1. WSM uses a single factor of safety on stress; LSM uses separate partial factors on loads and materials.
2. WSM works with service loads and elastic stresses; LSM works with factored loads against ultimate capacity plus separate serviceability checks.
3. WSM is conservative and ignores plastic reserve; LSM is more economical, rational, and reliability-based.
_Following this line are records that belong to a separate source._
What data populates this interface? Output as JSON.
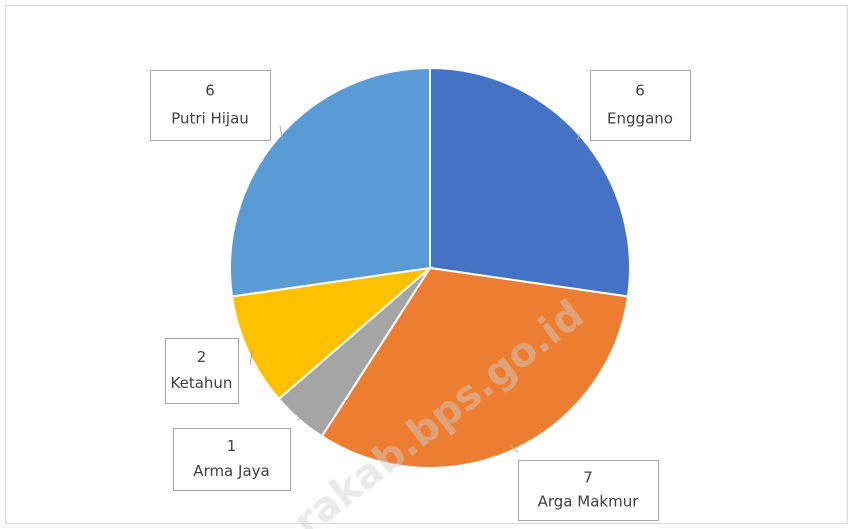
{
  "chart_data": {
    "type": "pie",
    "categories": [
      "Enggano",
      "Arga Makmur",
      "Arma Jaya",
      "Ketahun",
      "Putri Hijau"
    ],
    "values": [
      6,
      7,
      1,
      2,
      6
    ],
    "colors": [
      "#4472c4",
      "#ed7d31",
      "#a5a5a5",
      "#ffc000",
      "#5b9bd5"
    ],
    "watermark": "rakab.bps.go.id"
  }
}
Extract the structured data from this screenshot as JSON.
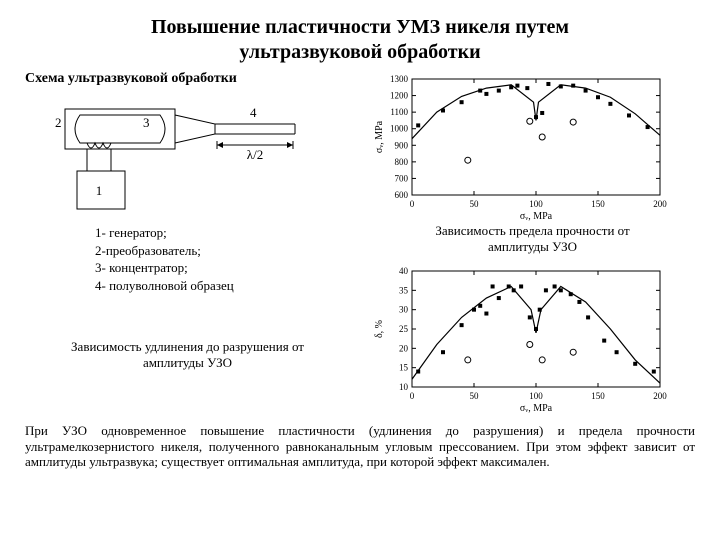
{
  "title_line1": "Повышение пластичности УМЗ никеля путем",
  "title_line2": "ультразвуковой обработки",
  "scheme_label": "Схема ультразвуковой обработки",
  "diagram": {
    "labels": {
      "gen": "1",
      "transducer": "2",
      "conc": "3",
      "sample": "4",
      "lambda": "λ/2"
    }
  },
  "legend": {
    "l1": "1- генератор;",
    "l2": "2-преобразователь;",
    "l3": "3- концентратор;",
    "l4": "4- полуволновой образец"
  },
  "left_caption_l1": "Зависимость удлинения до разрушения от",
  "left_caption_l2": "амплитуды УЗО",
  "chart1": {
    "ylabel": "σᵥ, MPa",
    "xlabel": "σᵥ, MPa",
    "ylim": [
      600,
      1300
    ],
    "ytick_step": 100,
    "xlim": [
      0,
      200
    ],
    "xtick_step": 50,
    "series_filled": [
      [
        5,
        1020
      ],
      [
        25,
        1110
      ],
      [
        40,
        1160
      ],
      [
        55,
        1230
      ],
      [
        60,
        1210
      ],
      [
        70,
        1230
      ],
      [
        80,
        1250
      ],
      [
        85,
        1260
      ],
      [
        93,
        1245
      ],
      [
        100,
        1070
      ],
      [
        105,
        1095
      ],
      [
        110,
        1270
      ],
      [
        120,
        1255
      ],
      [
        130,
        1260
      ],
      [
        140,
        1230
      ],
      [
        150,
        1190
      ],
      [
        160,
        1150
      ],
      [
        175,
        1080
      ],
      [
        190,
        1010
      ]
    ],
    "series_open": [
      [
        45,
        810
      ],
      [
        95,
        1045
      ],
      [
        105,
        950
      ],
      [
        130,
        1040
      ]
    ],
    "curve": [
      [
        0,
        940
      ],
      [
        20,
        1100
      ],
      [
        40,
        1195
      ],
      [
        60,
        1245
      ],
      [
        80,
        1265
      ],
      [
        98,
        1160
      ],
      [
        100,
        1050
      ],
      [
        102,
        1160
      ],
      [
        120,
        1265
      ],
      [
        140,
        1245
      ],
      [
        160,
        1190
      ],
      [
        180,
        1090
      ],
      [
        200,
        960
      ]
    ],
    "marker_filled_color": "#000000",
    "marker_open_color": "#000000",
    "line_color": "#000000",
    "bg": "#ffffff"
  },
  "caption1_l1": "Зависимость предела прочности от",
  "caption1_l2": "амплитуды УЗО",
  "chart2": {
    "ylabel": "δ, %",
    "xlabel": "σᵥ, MPa",
    "ylim": [
      10,
      40
    ],
    "ytick_step": 5,
    "xlim": [
      0,
      200
    ],
    "xtick_step": 50,
    "series_filled": [
      [
        5,
        14
      ],
      [
        25,
        19
      ],
      [
        40,
        26
      ],
      [
        50,
        30
      ],
      [
        55,
        31
      ],
      [
        60,
        29
      ],
      [
        65,
        36
      ],
      [
        70,
        33
      ],
      [
        78,
        36
      ],
      [
        82,
        35
      ],
      [
        88,
        36
      ],
      [
        95,
        28
      ],
      [
        100,
        25
      ],
      [
        103,
        30
      ],
      [
        108,
        35
      ],
      [
        115,
        36
      ],
      [
        120,
        35
      ],
      [
        128,
        34
      ],
      [
        135,
        32
      ],
      [
        142,
        28
      ],
      [
        155,
        22
      ],
      [
        165,
        19
      ],
      [
        180,
        16
      ],
      [
        195,
        14
      ]
    ],
    "series_open": [
      [
        45,
        17
      ],
      [
        95,
        21
      ],
      [
        105,
        17
      ],
      [
        130,
        19
      ]
    ],
    "curve": [
      [
        0,
        12
      ],
      [
        20,
        21
      ],
      [
        40,
        28
      ],
      [
        60,
        33
      ],
      [
        80,
        36
      ],
      [
        96,
        30
      ],
      [
        100,
        24
      ],
      [
        104,
        30
      ],
      [
        120,
        36
      ],
      [
        140,
        32
      ],
      [
        160,
        25
      ],
      [
        180,
        17
      ],
      [
        200,
        11
      ]
    ],
    "marker_filled_color": "#000000",
    "marker_open_color": "#000000",
    "line_color": "#000000",
    "bg": "#ffffff"
  },
  "bottom_text": "При УЗО одновременное повышение пластичности (удлинения до разрушения) и предела прочности ультрамелкозернистого никеля, полученного равноканальным угловым прессованием. При этом эффект зависит от амплитуды ультразвука; существует оптимальная амплитуда, при которой эффект максимален."
}
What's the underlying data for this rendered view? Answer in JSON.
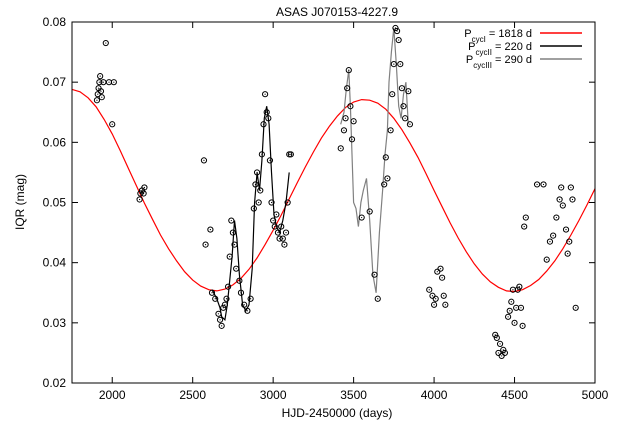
{
  "chart_data": {
    "type": "scatter",
    "title": "ASAS J070153-4227.9",
    "xlabel": "HJD-2450000 (days)",
    "ylabel": "IQR (mag)",
    "xlim": [
      1750,
      5000
    ],
    "ylim": [
      0.02,
      0.08
    ],
    "xticks": [
      2000,
      2500,
      3000,
      3500,
      4000,
      4500,
      5000
    ],
    "yticks": [
      0.02,
      0.03,
      0.04,
      0.05,
      0.06,
      0.07,
      0.08
    ],
    "xtick_labels": [
      "2000",
      "2500",
      "3000",
      "3500",
      "4000",
      "4500",
      "5000"
    ],
    "ytick_labels": [
      "0.02",
      "0.03",
      "0.04",
      "0.05",
      "0.06",
      "0.07",
      "0.08"
    ],
    "grid": false,
    "legend_position": "top-right",
    "legend": [
      {
        "base": "P",
        "sub": "cycI",
        "rest": " = 1818 d",
        "color": "#ff0000"
      },
      {
        "base": "P",
        "sub": "cycII",
        "rest": " = 220 d",
        "color": "#000000"
      },
      {
        "base": "P",
        "sub": "cycIII",
        "rest": " = 290 d",
        "color": "#808080"
      }
    ],
    "series": [
      {
        "type": "line",
        "color": "#ff0000",
        "x": [
          1750,
          1800,
          1850,
          1900,
          1950,
          2000,
          2050,
          2100,
          2150,
          2200,
          2250,
          2300,
          2350,
          2400,
          2450,
          2500,
          2550,
          2600,
          2650,
          2700,
          2750,
          2800,
          2850,
          2900,
          2950,
          3000,
          3050,
          3100,
          3150,
          3200,
          3250,
          3300,
          3350,
          3400,
          3450,
          3500,
          3550,
          3600,
          3650,
          3700,
          3750,
          3800,
          3850,
          3900,
          3950,
          4000,
          4050,
          4100,
          4150,
          4200,
          4250,
          4300,
          4350,
          4400,
          4450,
          4500,
          4550,
          4600,
          4650,
          4700,
          4750,
          4800,
          4850,
          4900,
          4950,
          5000
        ],
        "values": [
          0.0688,
          0.0684,
          0.0674,
          0.0659,
          0.0638,
          0.0614,
          0.0586,
          0.0557,
          0.0528,
          0.0499,
          0.0472,
          0.0446,
          0.0423,
          0.0403,
          0.0385,
          0.0371,
          0.0361,
          0.0355,
          0.0353,
          0.0356,
          0.0363,
          0.0374,
          0.0389,
          0.0408,
          0.043,
          0.0454,
          0.0479,
          0.0506,
          0.0533,
          0.0559,
          0.0584,
          0.0607,
          0.0627,
          0.0644,
          0.0658,
          0.0667,
          0.0671,
          0.067,
          0.0665,
          0.0655,
          0.064,
          0.0621,
          0.0599,
          0.0575,
          0.0548,
          0.052,
          0.0493,
          0.0466,
          0.0441,
          0.0418,
          0.0398,
          0.0381,
          0.0368,
          0.0359,
          0.0353,
          0.0352,
          0.0355,
          0.0362,
          0.0372,
          0.0386,
          0.0403,
          0.0423,
          0.0446,
          0.047,
          0.0496,
          0.0523
        ]
      },
      {
        "type": "line",
        "color": "#000000",
        "x": [
          2620,
          2650,
          2670,
          2680,
          2700,
          2715,
          2730,
          2745,
          2760,
          2775,
          2790,
          2810,
          2830,
          2850,
          2870,
          2885,
          2900,
          2915,
          2930,
          2945,
          2960,
          2975,
          2990,
          3005,
          3020,
          3040,
          3060,
          3080,
          3100
        ],
        "values": [
          0.0355,
          0.034,
          0.0325,
          0.031,
          0.0305,
          0.033,
          0.037,
          0.041,
          0.047,
          0.044,
          0.038,
          0.033,
          0.032,
          0.033,
          0.039,
          0.05,
          0.055,
          0.052,
          0.057,
          0.064,
          0.066,
          0.063,
          0.055,
          0.048,
          0.046,
          0.045,
          0.047,
          0.05,
          0.055
        ]
      },
      {
        "type": "line",
        "color": "#808080",
        "x": [
          3420,
          3440,
          3455,
          3470,
          3480,
          3490,
          3500,
          3515,
          3530,
          3545,
          3560,
          3580,
          3600,
          3620,
          3640,
          3660,
          3680,
          3695,
          3710,
          3720,
          3735,
          3750,
          3765,
          3780,
          3795,
          3810,
          3825,
          3840
        ],
        "values": [
          0.063,
          0.065,
          0.069,
          0.072,
          0.066,
          0.058,
          0.05,
          0.049,
          0.046,
          0.05,
          0.052,
          0.054,
          0.047,
          0.038,
          0.035,
          0.045,
          0.052,
          0.058,
          0.062,
          0.07,
          0.075,
          0.079,
          0.073,
          0.066,
          0.064,
          0.068,
          0.07,
          0.063
        ]
      },
      {
        "type": "scatter",
        "color": "#000000",
        "x": [
          1905,
          1910,
          1915,
          1920,
          1925,
          1930,
          1935,
          1945,
          1960,
          1980,
          2000,
          2010,
          2170,
          2175,
          2185,
          2195,
          2200,
          2570,
          2580,
          2610,
          2620,
          2640,
          2660,
          2670,
          2680,
          2690,
          2700,
          2710,
          2720,
          2730,
          2740,
          2750,
          2760,
          2770,
          2790,
          2800,
          2820,
          2840,
          2860,
          2880,
          2890,
          2900,
          2910,
          2920,
          2930,
          2940,
          2950,
          2960,
          2970,
          2980,
          2990,
          3000,
          3010,
          3020,
          3030,
          3040,
          3050,
          3060,
          3070,
          3080,
          3090,
          3100,
          3110,
          3420,
          3440,
          3450,
          3460,
          3470,
          3480,
          3490,
          3500,
          3550,
          3600,
          3630,
          3650,
          3690,
          3700,
          3710,
          3730,
          3740,
          3750,
          3760,
          3770,
          3780,
          3790,
          3800,
          3810,
          3820,
          3840,
          3850,
          3970,
          3990,
          4000,
          4010,
          4020,
          4040,
          4050,
          4060,
          4070,
          4380,
          4390,
          4400,
          4410,
          4420,
          4430,
          4440,
          4460,
          4470,
          4480,
          4490,
          4500,
          4510,
          4520,
          4530,
          4540,
          4550,
          4560,
          4570,
          4640,
          4680,
          4700,
          4720,
          4740,
          4760,
          4780,
          4790,
          4800,
          4820,
          4830,
          4840,
          4850,
          4860,
          4880
        ],
        "values": [
          0.067,
          0.068,
          0.069,
          0.07,
          0.071,
          0.0685,
          0.0675,
          0.07,
          0.0765,
          0.07,
          0.063,
          0.07,
          0.0505,
          0.0515,
          0.052,
          0.0515,
          0.0525,
          0.057,
          0.043,
          0.0455,
          0.035,
          0.034,
          0.0315,
          0.0305,
          0.0295,
          0.0325,
          0.033,
          0.034,
          0.036,
          0.041,
          0.047,
          0.045,
          0.043,
          0.039,
          0.037,
          0.035,
          0.033,
          0.032,
          0.034,
          0.049,
          0.053,
          0.055,
          0.05,
          0.052,
          0.058,
          0.063,
          0.068,
          0.065,
          0.064,
          0.057,
          0.05,
          0.047,
          0.046,
          0.048,
          0.045,
          0.044,
          0.046,
          0.044,
          0.043,
          0.045,
          0.05,
          0.058,
          0.058,
          0.059,
          0.062,
          0.064,
          0.069,
          0.072,
          0.066,
          0.0605,
          0.0635,
          0.0475,
          0.0485,
          0.038,
          0.034,
          0.053,
          0.0575,
          0.054,
          0.062,
          0.068,
          0.073,
          0.079,
          0.0785,
          0.077,
          0.073,
          0.069,
          0.066,
          0.064,
          0.0685,
          0.063,
          0.0355,
          0.0345,
          0.033,
          0.034,
          0.0385,
          0.039,
          0.0375,
          0.0345,
          0.033,
          0.028,
          0.0275,
          0.025,
          0.0265,
          0.0245,
          0.0255,
          0.025,
          0.031,
          0.032,
          0.0335,
          0.0355,
          0.03,
          0.0325,
          0.0355,
          0.036,
          0.0325,
          0.0295,
          0.046,
          0.0475,
          0.053,
          0.053,
          0.0405,
          0.0435,
          0.0445,
          0.0475,
          0.0505,
          0.0525,
          0.0495,
          0.0455,
          0.0415,
          0.0435,
          0.0525,
          0.0505,
          0.0325
        ]
      }
    ]
  }
}
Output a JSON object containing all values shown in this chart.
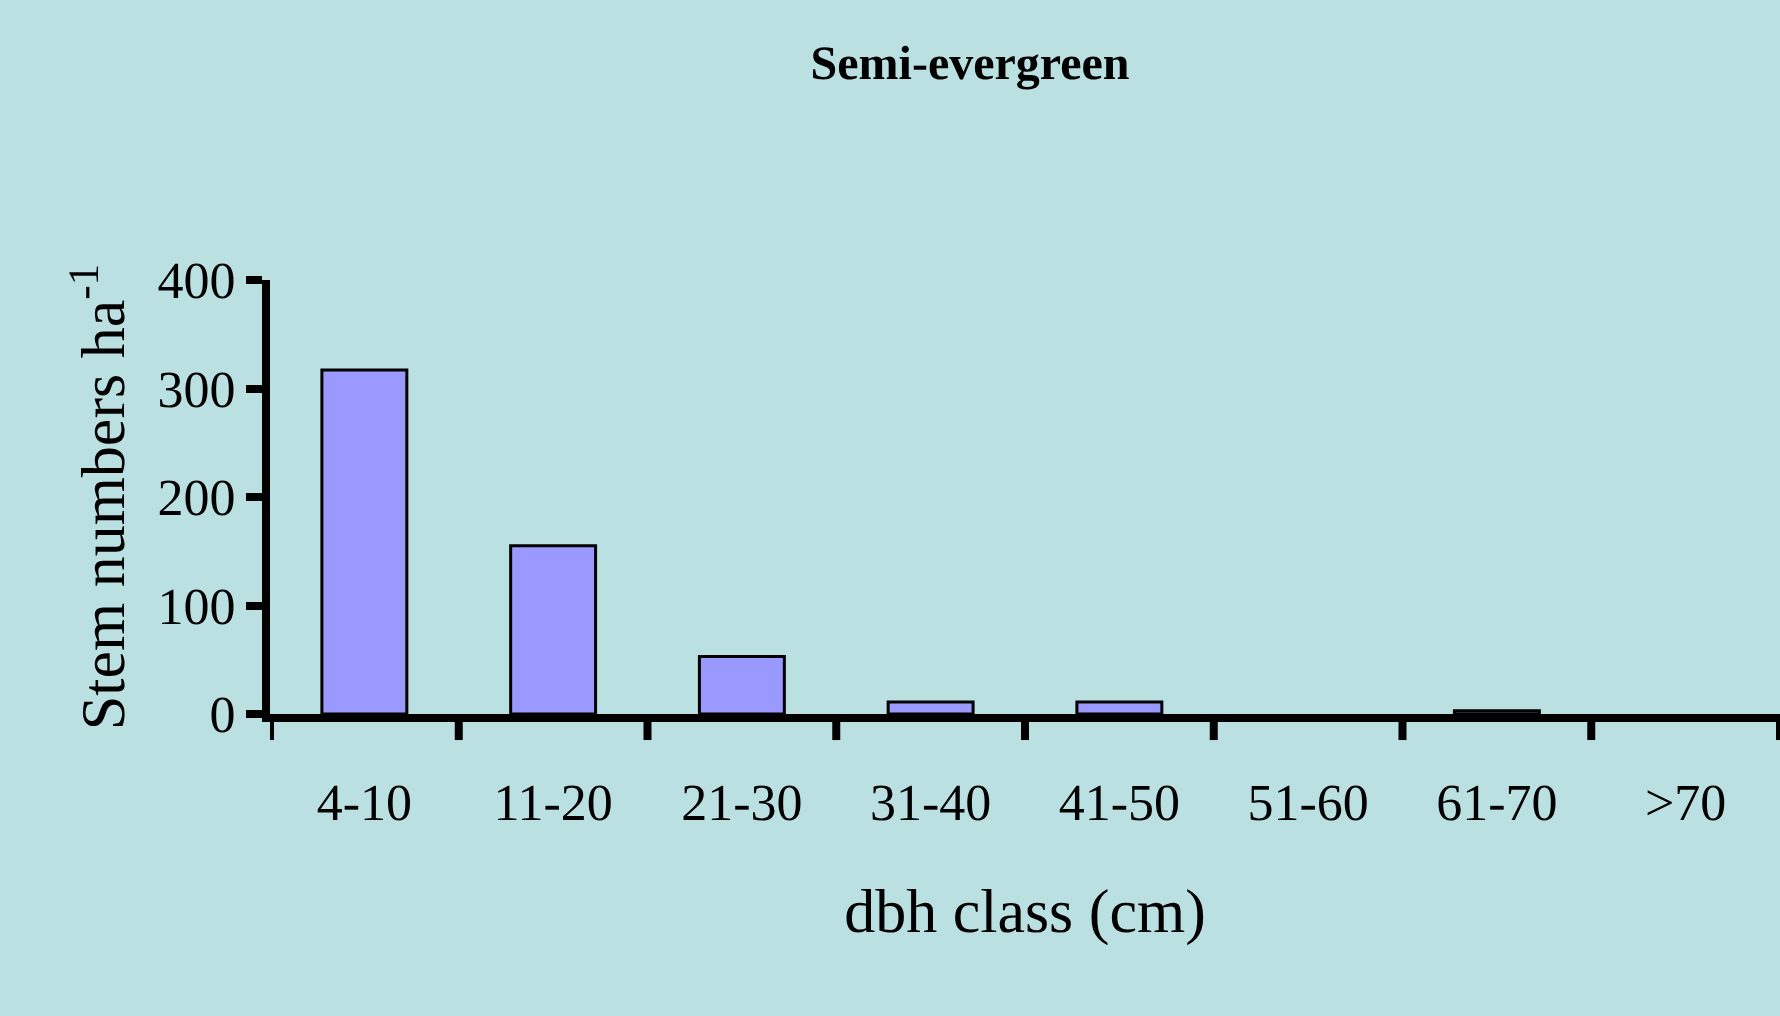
{
  "chart_data": {
    "type": "bar",
    "title": "Semi-evergreen",
    "xlabel": "dbh class (cm)",
    "ylabel": "Stem numbers ha$^{-1}$",
    "categories": [
      "4-10",
      "11-20",
      "21-30",
      "31-40",
      "41-50",
      "51-60",
      "61-70",
      ">70"
    ],
    "values": [
      317,
      155,
      53,
      11,
      11,
      0,
      3,
      0
    ],
    "color": "#9999ff",
    "ylim": [
      0,
      400
    ],
    "yticks": [
      0,
      100,
      200,
      300,
      400
    ],
    "grid": false
  }
}
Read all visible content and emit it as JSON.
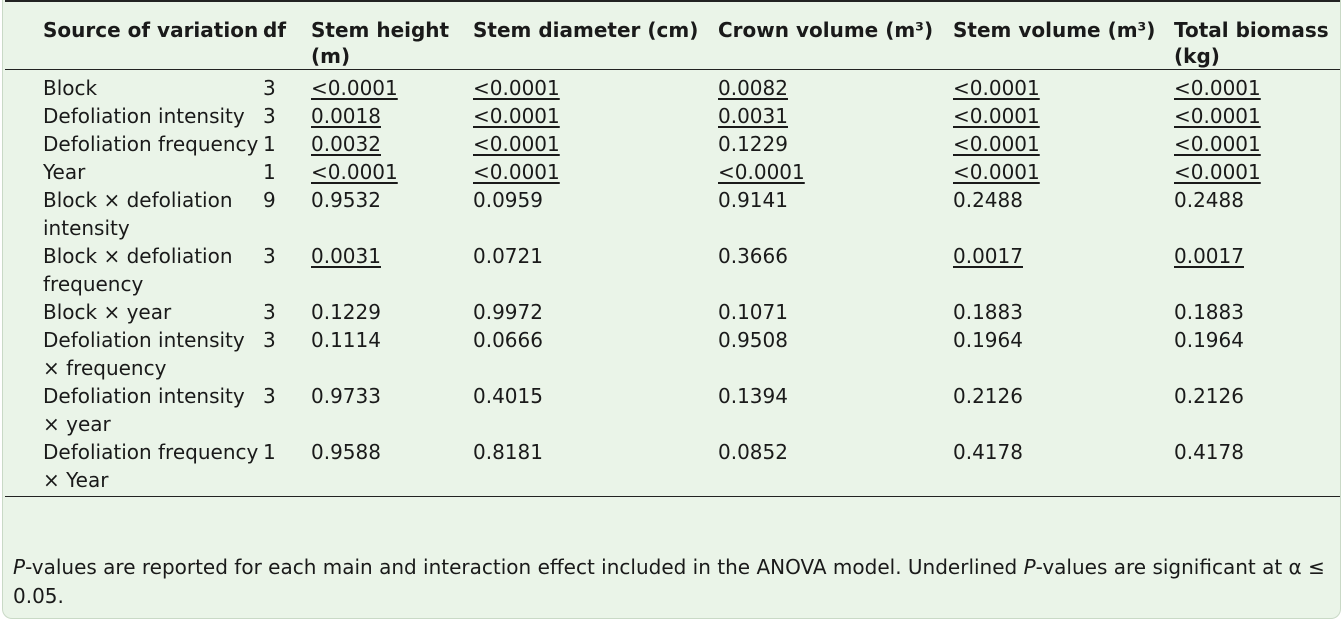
{
  "table": {
    "headers": [
      "Source of variation",
      "df",
      "Stem height (m)",
      "Stem diameter (cm)",
      "Crown volume (m³)",
      "Stem volume (m³)",
      "Total biomass (kg)"
    ],
    "rows": [
      {
        "cells": [
          "Block",
          "3",
          "<0.0001",
          "<0.0001",
          "0.0082",
          "<0.0001",
          "<0.0001"
        ],
        "significant": [
          false,
          false,
          true,
          true,
          true,
          true,
          true
        ]
      },
      {
        "cells": [
          "Defoliation intensity",
          "3",
          "0.0018",
          "<0.0001",
          "0.0031",
          "<0.0001",
          "<0.0001"
        ],
        "significant": [
          false,
          false,
          true,
          true,
          true,
          true,
          true
        ]
      },
      {
        "cells": [
          "Defoliation frequency",
          "1",
          "0.0032",
          "<0.0001",
          "0.1229",
          "<0.0001",
          "<0.0001"
        ],
        "significant": [
          false,
          false,
          true,
          true,
          false,
          true,
          true
        ]
      },
      {
        "cells": [
          "Year",
          "1",
          "<0.0001",
          "<0.0001",
          "<0.0001",
          "<0.0001",
          "<0.0001"
        ],
        "significant": [
          false,
          false,
          true,
          true,
          true,
          true,
          true
        ]
      },
      {
        "cells": [
          "Block × defoliation intensity",
          "9",
          "0.9532",
          "0.0959",
          "0.9141",
          "0.2488",
          "0.2488"
        ],
        "significant": [
          false,
          false,
          false,
          false,
          false,
          false,
          false
        ]
      },
      {
        "cells": [
          "Block × defoliation frequency",
          "3",
          "0.0031",
          "0.0721",
          "0.3666",
          "0.0017",
          "0.0017"
        ],
        "significant": [
          false,
          false,
          true,
          false,
          false,
          true,
          true
        ]
      },
      {
        "cells": [
          "Block × year",
          "3",
          "0.1229",
          "0.9972",
          "0.1071",
          "0.1883",
          "0.1883"
        ],
        "significant": [
          false,
          false,
          false,
          false,
          false,
          false,
          false
        ]
      },
      {
        "cells": [
          "Defoliation intensity × frequency",
          "3",
          "0.1114",
          "0.0666",
          "0.9508",
          "0.1964",
          "0.1964"
        ],
        "significant": [
          false,
          false,
          false,
          false,
          false,
          false,
          false
        ]
      },
      {
        "cells": [
          "Defoliation intensity × year",
          "3",
          "0.9733",
          "0.4015",
          "0.1394",
          "0.2126",
          "0.2126"
        ],
        "significant": [
          false,
          false,
          false,
          false,
          false,
          false,
          false
        ]
      },
      {
        "cells": [
          "Defoliation frequency × Year",
          "1",
          "0.9588",
          "0.8181",
          "0.0852",
          "0.4178",
          "0.4178"
        ],
        "significant": [
          false,
          false,
          false,
          false,
          false,
          false,
          false
        ]
      }
    ]
  },
  "footnote": {
    "p1": "P",
    "t1": "-values are reported for each main and interaction effect included in the ANOVA model.  Underlined ",
    "p2": "P",
    "t2": "-values are significant at α ≤ 0.05."
  }
}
IS 800:2007 classifies sections by the width-to-thickness (b/t) ratio of their compression elements, which controls local buckling before the design moment is reached:

• Class 1 – Plastic: can form a plastic hinge and undergo large rotation (full plastic moment $M_p$ developed; required for plastic analysis).
• Class 2 – Compact: can reach $M_p$ but with limited rotation capacity (no plastic redistribution).
• Class 3 – Semi-compact: can reach only the yield (elastic) moment $M_y = Z_e f_y$ before local buckling.
• Class 4 – Slender: local buckling occurs before yield; an effective (reduced) section must be used.

Why it matters: the classification determines the available moment capacity ($M_p$ vs $M_y$ vs reduced), whether plastic analysis is permitted, and the effective section properties — directly affecting the design bending strength.